La poesia spesso permette di sopravvivere, di riscoprire in fondo a se stessi quei sentimenti che credevamo perduti. Scriverla è un processo simile a un’eruzione vulcanica, un’urgenza immediata, mentre per leggerla abbiamo bisogno di fermarci e di distoglierci dagli impegni quotidiani: ecco perché non la leggiamo più. Non prendiamo più l’iniziativa di comprare un libro di poesie. Preferiamo un romanzo che si può sfogliare in treno, alla fermata dell’autobus o nella sala d’attesa del dottore. Ci siamo dimenticati della poesia. E la nostra vita si è impoverita.
Qui si inserisce il Movimento per l’Emancipazione della Poesia, nato nel Marzo del 2010 per riportare la poesia dove non c’è: per le strade, tra la gente che corre a lavoro o chissà dove e che a volte, per un attimo, si ferma. E rimane spiazzata. Perché sul muro non trova una dichiarazione d’amore scritta con una bomboletta o uno scarabocchio, ma una pagina in formato A4 con sopra una poesia. Come se qualcuno l’avesse strappata da un libro e l’avesse attaccata proprio sotto i suoi occhi.
I ragazzi del M.e.P. non vogliono essere assimilati alla Street Art, con la quale condividono soltanto il luogo di diffusione della loro espressione artistica: perché la loro opera d’arte nasce altrove, in solitudine, ed è sempre riproducibile.

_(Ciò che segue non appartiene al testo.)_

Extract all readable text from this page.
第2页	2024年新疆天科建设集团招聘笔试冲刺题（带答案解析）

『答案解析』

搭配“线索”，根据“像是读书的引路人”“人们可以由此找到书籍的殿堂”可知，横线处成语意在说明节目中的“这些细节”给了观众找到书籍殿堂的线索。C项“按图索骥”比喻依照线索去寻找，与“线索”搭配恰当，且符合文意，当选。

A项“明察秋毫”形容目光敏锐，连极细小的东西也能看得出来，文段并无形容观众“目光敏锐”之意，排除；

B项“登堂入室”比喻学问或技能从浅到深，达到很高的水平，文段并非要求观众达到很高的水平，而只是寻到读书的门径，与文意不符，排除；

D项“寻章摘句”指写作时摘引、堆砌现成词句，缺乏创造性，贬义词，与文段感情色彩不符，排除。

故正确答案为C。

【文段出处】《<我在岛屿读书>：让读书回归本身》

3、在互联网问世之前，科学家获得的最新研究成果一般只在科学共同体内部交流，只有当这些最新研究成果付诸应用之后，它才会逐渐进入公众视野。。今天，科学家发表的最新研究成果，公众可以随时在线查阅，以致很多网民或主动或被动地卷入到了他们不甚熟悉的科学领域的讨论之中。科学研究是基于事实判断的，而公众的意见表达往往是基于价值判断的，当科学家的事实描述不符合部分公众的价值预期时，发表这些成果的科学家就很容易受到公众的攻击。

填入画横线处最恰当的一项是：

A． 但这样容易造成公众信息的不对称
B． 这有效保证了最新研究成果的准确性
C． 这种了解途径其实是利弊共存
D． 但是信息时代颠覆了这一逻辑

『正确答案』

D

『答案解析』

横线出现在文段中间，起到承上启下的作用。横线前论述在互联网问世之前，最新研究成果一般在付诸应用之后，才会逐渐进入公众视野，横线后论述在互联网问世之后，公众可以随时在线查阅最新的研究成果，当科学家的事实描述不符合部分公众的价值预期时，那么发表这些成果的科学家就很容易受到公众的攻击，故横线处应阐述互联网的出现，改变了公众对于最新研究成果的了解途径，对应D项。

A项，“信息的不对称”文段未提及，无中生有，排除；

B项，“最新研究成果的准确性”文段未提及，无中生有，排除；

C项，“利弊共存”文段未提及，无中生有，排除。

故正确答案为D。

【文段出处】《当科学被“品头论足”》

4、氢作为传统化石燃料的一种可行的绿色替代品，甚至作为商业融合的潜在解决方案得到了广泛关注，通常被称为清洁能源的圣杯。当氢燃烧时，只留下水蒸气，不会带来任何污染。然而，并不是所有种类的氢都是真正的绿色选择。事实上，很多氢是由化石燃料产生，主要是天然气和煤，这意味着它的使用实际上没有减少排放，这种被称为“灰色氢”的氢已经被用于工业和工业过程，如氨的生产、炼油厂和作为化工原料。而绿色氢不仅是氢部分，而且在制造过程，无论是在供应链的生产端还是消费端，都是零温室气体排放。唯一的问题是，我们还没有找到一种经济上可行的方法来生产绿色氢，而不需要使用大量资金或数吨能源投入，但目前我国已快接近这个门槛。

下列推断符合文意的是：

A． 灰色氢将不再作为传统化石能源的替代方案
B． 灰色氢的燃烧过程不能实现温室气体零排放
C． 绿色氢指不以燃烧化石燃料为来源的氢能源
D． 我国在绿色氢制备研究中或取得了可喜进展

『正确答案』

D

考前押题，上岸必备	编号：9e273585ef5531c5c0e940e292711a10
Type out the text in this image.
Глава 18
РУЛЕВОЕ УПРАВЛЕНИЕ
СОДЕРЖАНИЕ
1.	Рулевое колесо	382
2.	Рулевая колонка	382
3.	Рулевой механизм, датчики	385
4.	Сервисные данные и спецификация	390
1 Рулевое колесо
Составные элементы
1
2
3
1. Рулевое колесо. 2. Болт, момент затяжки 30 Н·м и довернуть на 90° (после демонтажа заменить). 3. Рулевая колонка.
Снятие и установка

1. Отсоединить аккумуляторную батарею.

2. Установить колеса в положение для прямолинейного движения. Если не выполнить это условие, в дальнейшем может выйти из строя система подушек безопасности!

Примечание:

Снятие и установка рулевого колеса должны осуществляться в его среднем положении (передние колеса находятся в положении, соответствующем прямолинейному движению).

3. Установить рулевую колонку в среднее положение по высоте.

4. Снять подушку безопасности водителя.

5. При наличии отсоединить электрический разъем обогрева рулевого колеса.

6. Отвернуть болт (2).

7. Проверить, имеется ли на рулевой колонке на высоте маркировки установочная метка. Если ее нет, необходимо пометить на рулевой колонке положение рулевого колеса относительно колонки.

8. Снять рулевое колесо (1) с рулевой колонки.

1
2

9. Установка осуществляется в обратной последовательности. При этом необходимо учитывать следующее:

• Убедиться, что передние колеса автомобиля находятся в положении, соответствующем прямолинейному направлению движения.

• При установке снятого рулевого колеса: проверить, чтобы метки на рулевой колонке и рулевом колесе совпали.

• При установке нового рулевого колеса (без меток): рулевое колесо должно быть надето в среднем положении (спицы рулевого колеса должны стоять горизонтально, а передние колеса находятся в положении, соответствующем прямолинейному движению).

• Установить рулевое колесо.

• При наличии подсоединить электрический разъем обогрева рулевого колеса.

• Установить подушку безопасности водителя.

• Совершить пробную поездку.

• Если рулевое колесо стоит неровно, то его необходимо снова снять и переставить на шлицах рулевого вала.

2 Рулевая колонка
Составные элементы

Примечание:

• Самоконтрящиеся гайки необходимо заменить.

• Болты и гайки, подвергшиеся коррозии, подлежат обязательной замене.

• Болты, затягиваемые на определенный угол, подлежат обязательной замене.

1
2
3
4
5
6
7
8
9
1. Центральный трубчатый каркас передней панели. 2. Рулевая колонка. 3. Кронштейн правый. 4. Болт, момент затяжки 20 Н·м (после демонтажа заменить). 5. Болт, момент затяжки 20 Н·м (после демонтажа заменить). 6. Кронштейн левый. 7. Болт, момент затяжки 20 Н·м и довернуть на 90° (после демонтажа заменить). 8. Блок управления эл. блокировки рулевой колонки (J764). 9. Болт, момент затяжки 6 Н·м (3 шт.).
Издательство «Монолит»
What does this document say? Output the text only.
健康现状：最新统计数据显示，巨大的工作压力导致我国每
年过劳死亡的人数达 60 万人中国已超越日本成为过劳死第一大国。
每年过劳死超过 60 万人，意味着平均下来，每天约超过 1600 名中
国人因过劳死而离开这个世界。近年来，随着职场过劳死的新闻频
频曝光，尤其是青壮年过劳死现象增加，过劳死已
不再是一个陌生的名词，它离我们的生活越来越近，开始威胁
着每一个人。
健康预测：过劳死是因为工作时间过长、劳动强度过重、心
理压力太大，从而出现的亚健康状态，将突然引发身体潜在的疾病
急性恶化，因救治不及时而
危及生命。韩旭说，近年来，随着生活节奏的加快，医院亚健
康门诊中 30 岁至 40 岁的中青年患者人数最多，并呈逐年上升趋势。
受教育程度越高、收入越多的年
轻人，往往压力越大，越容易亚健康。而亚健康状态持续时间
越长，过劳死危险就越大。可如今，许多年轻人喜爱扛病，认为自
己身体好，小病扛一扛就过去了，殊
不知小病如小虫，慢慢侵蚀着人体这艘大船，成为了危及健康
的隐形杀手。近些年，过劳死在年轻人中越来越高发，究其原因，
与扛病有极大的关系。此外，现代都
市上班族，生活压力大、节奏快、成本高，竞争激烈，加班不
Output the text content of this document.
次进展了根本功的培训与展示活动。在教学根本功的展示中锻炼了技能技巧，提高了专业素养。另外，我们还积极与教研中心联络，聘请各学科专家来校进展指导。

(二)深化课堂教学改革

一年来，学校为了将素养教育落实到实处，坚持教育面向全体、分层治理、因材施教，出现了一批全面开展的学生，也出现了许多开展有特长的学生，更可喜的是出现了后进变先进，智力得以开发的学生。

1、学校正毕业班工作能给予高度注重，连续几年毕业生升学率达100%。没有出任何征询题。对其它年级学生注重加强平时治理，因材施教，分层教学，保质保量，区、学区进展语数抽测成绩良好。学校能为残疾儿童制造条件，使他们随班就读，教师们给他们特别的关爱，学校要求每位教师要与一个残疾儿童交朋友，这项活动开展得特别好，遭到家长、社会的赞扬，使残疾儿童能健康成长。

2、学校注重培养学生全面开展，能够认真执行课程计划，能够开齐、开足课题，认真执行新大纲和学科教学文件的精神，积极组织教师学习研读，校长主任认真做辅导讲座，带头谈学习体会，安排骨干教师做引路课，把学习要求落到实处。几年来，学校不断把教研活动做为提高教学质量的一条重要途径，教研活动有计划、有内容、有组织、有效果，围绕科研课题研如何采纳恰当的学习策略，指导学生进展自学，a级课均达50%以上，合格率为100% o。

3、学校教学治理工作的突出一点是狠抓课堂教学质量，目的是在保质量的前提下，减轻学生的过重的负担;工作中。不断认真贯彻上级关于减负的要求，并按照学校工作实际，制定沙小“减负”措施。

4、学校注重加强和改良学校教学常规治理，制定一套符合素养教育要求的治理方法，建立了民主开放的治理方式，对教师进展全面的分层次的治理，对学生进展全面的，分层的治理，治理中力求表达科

E, oltre all’attacchinaggio, i ragazzi utilizzano altre tecniche per introdurre la poesia nella vita delle persone in ogni modo possibile, cogliendo di sorpresa fuori dal contesto in cui ci si aspetterebbe di trovare letteratura.
A Firenze il M.e.P. conta una ventina di iscritti: in tutta Italia circa una settantina.
Di base il movimento nasce per trascinare anche a forza la poesia fuori dalle case, fuori dai cassetti, e invitare le persone a contribuire: a volte alcuni aggiungono dei versi a penna accanto a quelli stampati, altri cancellano parole, altri ancora strappano il foglio. Per i ragazzi del M.e.P., ogni forma di interazione con le poesie è positiva. Anche il tentativo di distruggerle. Le poesie sono fatte per venire alla luce, per essere condivise e anche violentate. L’importante è che se ne parli e che se ne comprenda il valore.